Monday, September 20, 2010

who do you think you are?

the more I think about it, the less certain I become that architects are the ones most suited to write about architecture. architects are way too caught up in the actual making of buildings to be able to analyse them in a good way. it's very presumptious of us to not only think we're the ones best suited to design buildings but also to be able to analyse them properly. especially considering just how complex they are, both as technical systems and as the backdrop against which we all live our lives.

but who, then, would be better suited?

an art historian? the ones I've come across have always been too focused on the visuals and on the 'intention' behind different parts of a building for me to take seriously. and as we know there's a lot of post-rational explanations put forward by architects so that they won't have to say they just liked something. an architectural historian would make more sense in the way that most of them are educated as architects and thus – at least partly – aware of what it is to design a building. they are also aware of some of the constraints society put upon us in the form of regulations and maybe even the constraints procurement brings to a building. but as they're educated within the discipline they know the hidden codes (the 'lore of operation', in the words of Reyner Banham), and are thus not able to analyse a building for what it is, without an overlay of Architecture. they can be great for that, though, – analysing a building and it's relation to other buildings in the canon of architecture – but that's not what I'm after.

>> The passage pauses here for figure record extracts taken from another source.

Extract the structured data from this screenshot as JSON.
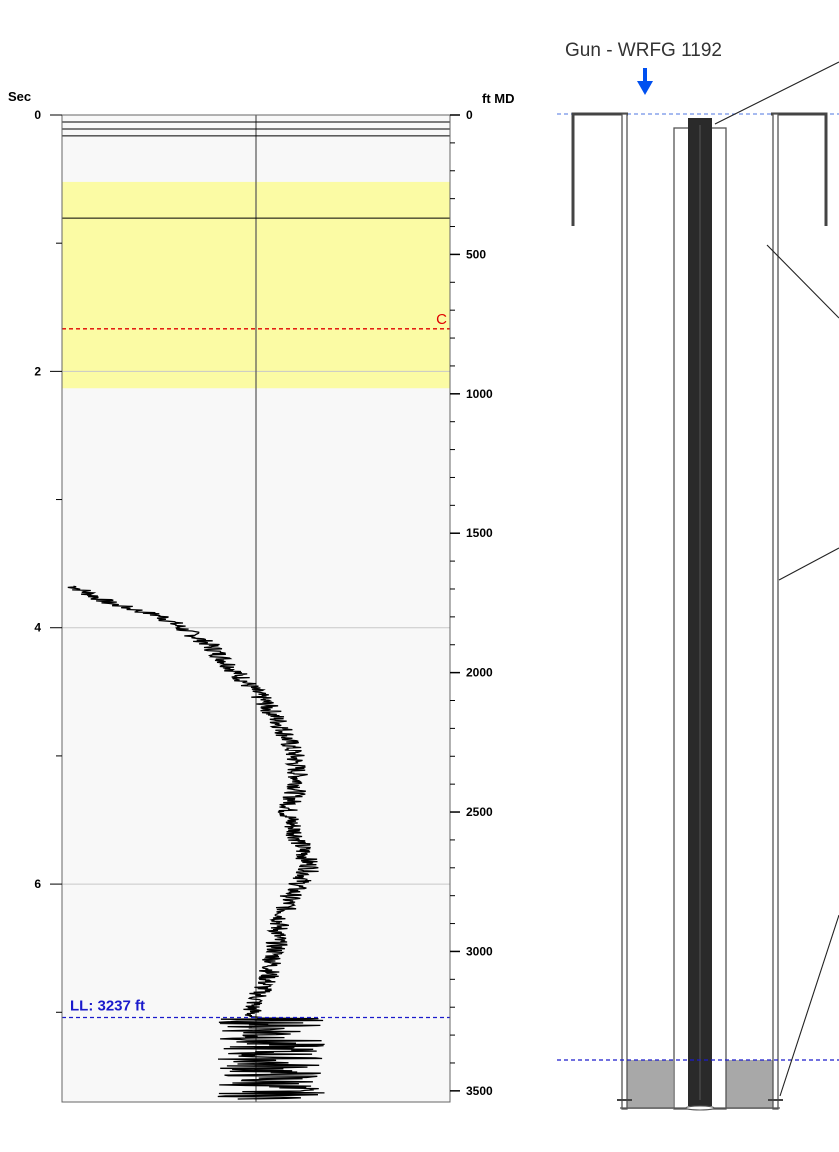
{
  "chart_data": {
    "type": "line",
    "title": "",
    "ylabel_left": "Sec",
    "ylabel_right": "ft MD",
    "ylim_left": [
      0,
      7.7
    ],
    "ylim_right": [
      0,
      3540
    ],
    "y_ticks_left": [
      0,
      2,
      4,
      6
    ],
    "y_ticks_right": [
      0,
      500,
      1000,
      1500,
      2000,
      2500,
      3000,
      3500
    ],
    "grid": true,
    "highlight_band_ft": [
      240,
      980
    ],
    "highlight_color": "#fbfba4",
    "markers": [
      {
        "label": "C",
        "depth_ft": 767,
        "color": "#e00000"
      },
      {
        "label": "LL: 3237 ft",
        "depth_ft": 3237,
        "color": "#1a1acc"
      }
    ],
    "formation_lines_ft": [
      0,
      25,
      50,
      75,
      370
    ],
    "series": [
      {
        "values_ft": [
          1690,
          1750,
          1800,
          1900,
          2000,
          2100,
          2200,
          2300,
          2400,
          2500,
          2600,
          2700,
          2800,
          2900,
          3000,
          3100,
          3200
        ],
        "x_rel": [
          0.03,
          0.12,
          0.26,
          0.38,
          0.45,
          0.52,
          0.57,
          0.6,
          0.61,
          0.58,
          0.61,
          0.64,
          0.59,
          0.56,
          0.55,
          0.53,
          0.49
        ]
      }
    ]
  },
  "wellbore": {
    "gun_label": "Gun - WRFG 1192",
    "arrow_color": "#0050f0",
    "tubing_color": "#2a2a2a",
    "fluid_color": "#a8a8a8"
  }
}
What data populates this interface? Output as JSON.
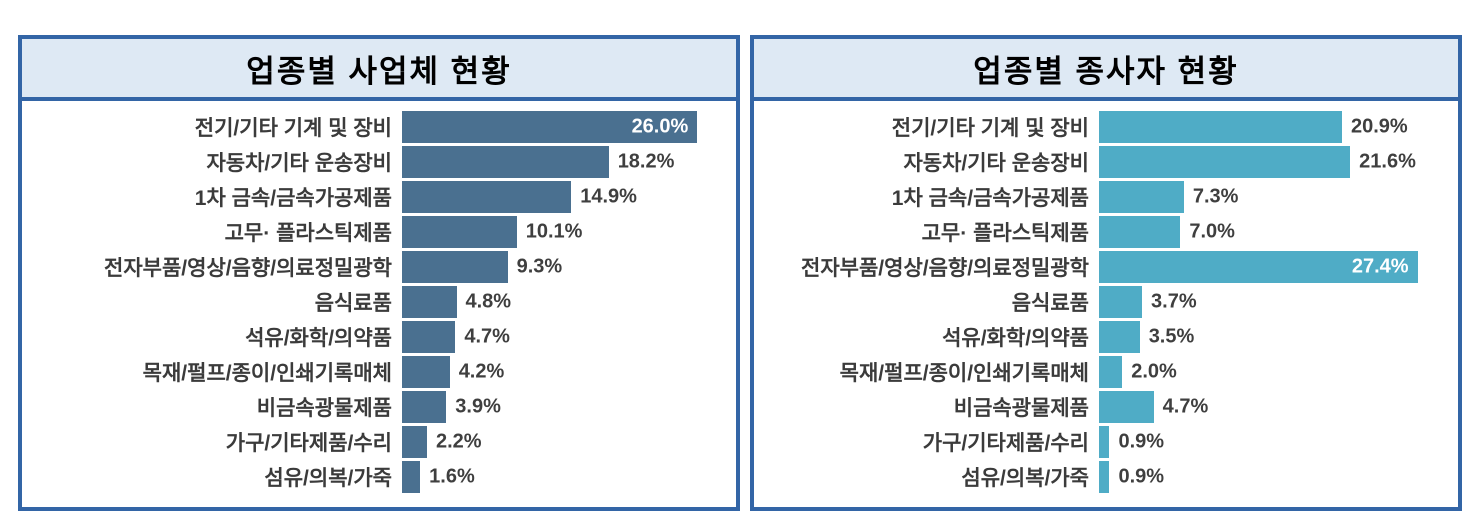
{
  "styles": {
    "panel_border_color": "#3365A6",
    "title_background": "#DEE9F4",
    "title_text_color": "#000000",
    "category_text_color": "#3B3B3B",
    "value_text_color": "#3F3F3F",
    "value_text_color_inside_bar": "#FFFFFF"
  },
  "chart_data": [
    {
      "type": "bar",
      "orientation": "horizontal",
      "title": "업종별 사업체 현황",
      "categories": [
        "전기/기타 기계 및 장비",
        "자동차/기타 운송장비",
        "1차 금속/금속가공제품",
        "고무· 플라스틱제품",
        "전자부품/영상/음향/의료정밀광학",
        "음식료품",
        "석유/화학/의약품",
        "목재/펄프/종이/인쇄기록매체",
        "비금속광물제품",
        "가구/기타제품/수리",
        "섬유/의복/가죽"
      ],
      "values": [
        26.0,
        18.2,
        14.9,
        10.1,
        9.3,
        4.8,
        4.7,
        4.2,
        3.9,
        2.2,
        1.6
      ],
      "value_labels": [
        "26.0%",
        "18.2%",
        "14.9%",
        "10.1%",
        "9.3%",
        "4.8%",
        "4.7%",
        "4.2%",
        "3.9%",
        "2.2%",
        "1.6%"
      ],
      "unit": "%",
      "xlim": [
        0,
        28
      ],
      "bar_color": "#4A7090",
      "grid": false,
      "legend": false,
      "axis_ticks_visible": false,
      "value_label_placement": "outside end of bar; longest bar labeled inside end in white"
    },
    {
      "type": "bar",
      "orientation": "horizontal",
      "title": "업종별 종사자 현황",
      "categories": [
        "전기/기타 기계 및 장비",
        "자동차/기타 운송장비",
        "1차 금속/금속가공제품",
        "고무· 플라스틱제품",
        "전자부품/영상/음향/의료정밀광학",
        "음식료품",
        "석유/화학/의약품",
        "목재/펄프/종이/인쇄기록매체",
        "비금속광물제품",
        "가구/기타제품/수리",
        "섬유/의복/가죽"
      ],
      "values": [
        20.9,
        21.6,
        7.3,
        7.0,
        27.4,
        3.7,
        3.5,
        2.0,
        4.7,
        0.9,
        0.9
      ],
      "value_labels": [
        "20.9%",
        "21.6%",
        "7.3%",
        "7.0%",
        "27.4%",
        "3.7%",
        "3.5%",
        "2.0%",
        "4.7%",
        "0.9%",
        "0.9%"
      ],
      "unit": "%",
      "xlim": [
        0,
        29.5
      ],
      "bar_color": "#4FACC6",
      "grid": false,
      "legend": false,
      "axis_ticks_visible": false,
      "value_label_placement": "outside end of bar; longest bar labeled inside end in white"
    }
  ]
}
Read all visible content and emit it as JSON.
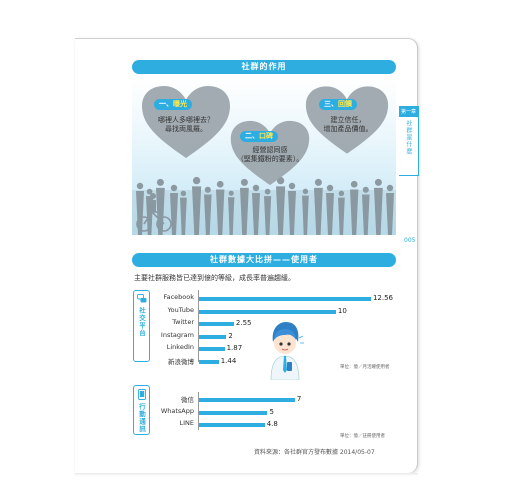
{
  "banner1": "社群的作用",
  "hearts": [
    {
      "tag_prefix": "一、",
      "tag_highlight": "曝光",
      "text": [
        "哪裡人多哪裡去？",
        "尋找両風羅。"
      ]
    },
    {
      "tag_prefix": "二、",
      "tag_highlight": "口碑",
      "text": [
        "經營認同感",
        "（堅集鐵粉的要素）。"
      ]
    },
    {
      "tag_prefix": "三、",
      "tag_highlight": "回饋",
      "text": [
        "建立信任，",
        "增加產品價值。"
      ]
    }
  ],
  "sidetab": {
    "top": "第一章",
    "vertical": "社群是什麼"
  },
  "page_number": "005",
  "banner2": "社群數據大比拼——使用者",
  "intro": "主要社群服務皆已達到億的等級，成長率普遍趨緩。",
  "chart_data": [
    {
      "type": "bar",
      "category_label": "社交平台",
      "categories": [
        "Facebook",
        "YouTube",
        "Twitter",
        "Instagram",
        "LinkedIn",
        "新浪微博"
      ],
      "values": [
        12.56,
        10,
        2.55,
        2,
        1.87,
        1.44
      ],
      "value_labels": [
        "12.56",
        "10",
        "2.55",
        "2",
        "1.87",
        "1.44"
      ],
      "unit_note": "單位：億／月活躍使用者",
      "xlim": [
        0,
        13
      ]
    },
    {
      "type": "bar",
      "category_label": "行動通訊",
      "categories": [
        "微信",
        "WhatsApp",
        "LINE"
      ],
      "values": [
        7,
        5,
        4.8
      ],
      "value_labels": [
        "7",
        "5",
        "4.8"
      ],
      "unit_note": "單位：億／註冊使用者",
      "xlim": [
        0,
        13
      ]
    }
  ],
  "source": "資料來源：各社群官方發布數據 2014/05-07",
  "colors": {
    "accent": "#2eaee0",
    "highlight": "#ffe94d",
    "heart": "#9aa4aa"
  },
  "icons": {
    "social": "chat-bubbles-icon",
    "mobile": "smartphone-icon"
  }
}
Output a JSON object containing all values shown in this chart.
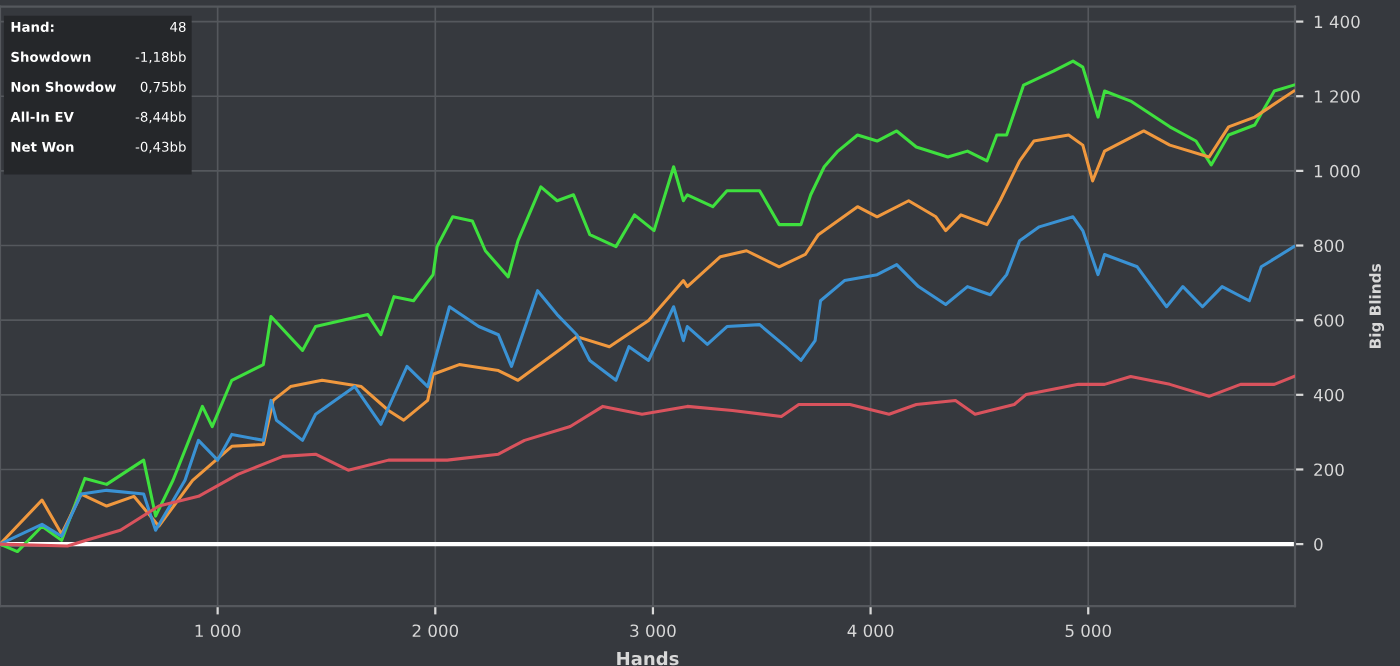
{
  "chart_data": {
    "type": "line",
    "xlabel": "Hands",
    "ylabel": "Big Blinds",
    "xlim": [
      0,
      5950
    ],
    "ylim": [
      -166,
      1440
    ],
    "xticks": [
      {
        "value": 1000,
        "label": "1 000"
      },
      {
        "value": 2000,
        "label": "2 000"
      },
      {
        "value": 3000,
        "label": "3 000"
      },
      {
        "value": 4000,
        "label": "4 000"
      },
      {
        "value": 5000,
        "label": "5 000"
      }
    ],
    "yticks": [
      0,
      200,
      400,
      600,
      800,
      {
        "value": 1000,
        "label": "1 000"
      },
      {
        "value": 1200,
        "label": "1 200"
      },
      {
        "value": 1400,
        "label": "1 400"
      }
    ],
    "grid": true,
    "marker": "none",
    "line_style": "solid",
    "ref_lines": [
      {
        "axis": "y",
        "value": 0,
        "color": "#ffffff"
      }
    ],
    "annotations": [
      "Hand:",
      "48",
      "Showdown",
      "-1,18bb",
      "Non Showdow",
      "0,75bb",
      "All-In EV",
      "-8,44bb",
      "Net Won",
      "-0,43bb"
    ],
    "series": [
      {
        "color": "#3ee03e",
        "x": [
          0,
          80,
          193,
          283,
          390,
          490,
          660,
          715,
          795,
          930,
          975,
          1065,
          1210,
          1245,
          1390,
          1450,
          1690,
          1750,
          1810,
          1900,
          1990,
          2008,
          2080,
          2170,
          2230,
          2335,
          2380,
          2485,
          2560,
          2635,
          2710,
          2830,
          2915,
          3005,
          3095,
          3140,
          3158,
          3275,
          3340,
          3490,
          3580,
          3680,
          3725,
          3787,
          3850,
          3940,
          4030,
          4120,
          4210,
          4355,
          4445,
          4535,
          4580,
          4625,
          4703,
          4840,
          4930,
          4975,
          5045,
          5075,
          5195,
          5375,
          5495,
          5565,
          5645,
          5765,
          5855,
          5945
        ],
        "values": [
          0,
          -20,
          48,
          10,
          176,
          160,
          225,
          75,
          171,
          369,
          315,
          439,
          481,
          610,
          519,
          583,
          615,
          561,
          663,
          652,
          722,
          797,
          877,
          866,
          786,
          716,
          813,
          957,
          920,
          936,
          829,
          797,
          882,
          840,
          1011,
          920,
          936,
          904,
          947,
          947,
          856,
          856,
          936,
          1011,
          1053,
          1096,
          1080,
          1107,
          1064,
          1037,
          1053,
          1027,
          1096,
          1096,
          1230,
          1267,
          1294,
          1278,
          1144,
          1214,
          1187,
          1118,
          1080,
          1016,
          1096,
          1123,
          1214,
          1230
        ]
      },
      {
        "color": "#f0983e",
        "x": [
          0,
          193,
          283,
          373,
          490,
          615,
          730,
          885,
          1065,
          1210,
          1255,
          1335,
          1480,
          1660,
          1785,
          1855,
          1965,
          1990,
          2110,
          2290,
          2380,
          2590,
          2650,
          2800,
          2980,
          3140,
          3158,
          3310,
          3430,
          3580,
          3700,
          3760,
          3940,
          4030,
          4175,
          4300,
          4345,
          4415,
          4535,
          4595,
          4685,
          4750,
          4910,
          4975,
          5020,
          5075,
          5255,
          5375,
          5555,
          5645,
          5765,
          5945
        ],
        "values": [
          0,
          118,
          27,
          134,
          102,
          128,
          48,
          171,
          262,
          267,
          385,
          422,
          439,
          422,
          358,
          332,
          385,
          455,
          481,
          465,
          439,
          529,
          556,
          529,
          599,
          706,
          690,
          770,
          786,
          743,
          776,
          829,
          904,
          877,
          920,
          877,
          840,
          882,
          856,
          920,
          1027,
          1080,
          1096,
          1069,
          973,
          1053,
          1107,
          1069,
          1037,
          1118,
          1144,
          1214
        ]
      },
      {
        "color": "#3a92d4",
        "x": [
          0,
          193,
          283,
          373,
          490,
          660,
          715,
          850,
          912,
          1000,
          1065,
          1210,
          1245,
          1270,
          1390,
          1450,
          1630,
          1750,
          1870,
          1965,
          2065,
          2200,
          2290,
          2350,
          2470,
          2560,
          2650,
          2710,
          2830,
          2890,
          2980,
          3095,
          3140,
          3158,
          3250,
          3340,
          3490,
          3610,
          3680,
          3745,
          3770,
          3880,
          4030,
          4120,
          4220,
          4345,
          4445,
          4550,
          4625,
          4685,
          4775,
          4930,
          4975,
          5045,
          5075,
          5225,
          5360,
          5435,
          5525,
          5615,
          5740,
          5795,
          5945
        ],
        "values": [
          0,
          53,
          21,
          134,
          144,
          134,
          37,
          171,
          278,
          225,
          294,
          278,
          385,
          332,
          278,
          348,
          422,
          321,
          476,
          422,
          636,
          583,
          561,
          476,
          679,
          615,
          561,
          492,
          439,
          529,
          492,
          636,
          545,
          583,
          535,
          583,
          588,
          529,
          492,
          545,
          652,
          706,
          722,
          749,
          690,
          642,
          690,
          668,
          722,
          813,
          850,
          877,
          840,
          722,
          776,
          743,
          636,
          690,
          636,
          690,
          652,
          743,
          797
        ]
      },
      {
        "color": "#d9535d",
        "x": [
          0,
          310,
          400,
          553,
          730,
          912,
          1093,
          1300,
          1450,
          1600,
          1785,
          2055,
          2290,
          2410,
          2620,
          2770,
          2950,
          3158,
          3365,
          3590,
          3670,
          3905,
          4085,
          4210,
          4390,
          4480,
          4660,
          4715,
          4955,
          5075,
          5195,
          5375,
          5555,
          5700,
          5855,
          5945
        ],
        "values": [
          0,
          -5,
          11,
          37,
          102,
          128,
          187,
          235,
          241,
          198,
          225,
          225,
          241,
          278,
          315,
          369,
          348,
          369,
          358,
          342,
          374,
          374,
          348,
          374,
          385,
          348,
          374,
          401,
          428,
          428,
          449,
          428,
          396,
          428,
          428,
          449
        ]
      }
    ]
  }
}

I'm looking for someone that writes about architecture and how it interacts with its users and its surroundings. someone caring as much about the performance as about the art of a building. maybe what I'm actually after is a novel, any novel really, or even just films. but most definately not those films so adored by architects, say Playtime. not the arty, very stylish and artificial films but films where people move about in buildings, unconsciously: most films. or maybe that's just me that having very naïve view of what it's like to make a film? maybe all films are so choreographed there's nothing unconscious about them?

I don't know, maybe I've just spent a little too much time reading history books about the Modern movement recently. it is an odd thing, though: history books dedicated to the frozen moment a building is new. history ignoring the passing of time, a history of Platonic Forms rather than of anything in the world of substances. I guess it's an acknowledgement that architecture is mainly ideas, but with the tiny problem that as soon as you start analysing built works you're no longer dealing with the idealised but rather with the incredibly mundane.

ps.
I know, I know, the theoretical hunt for someone 'unspoilt' is futile and history is full of examples of people trying and failing. more importantly architectural history is full of people trying and failing, but that's for another post some other time (and that'll be an opportunity to revisit Reyner Banham).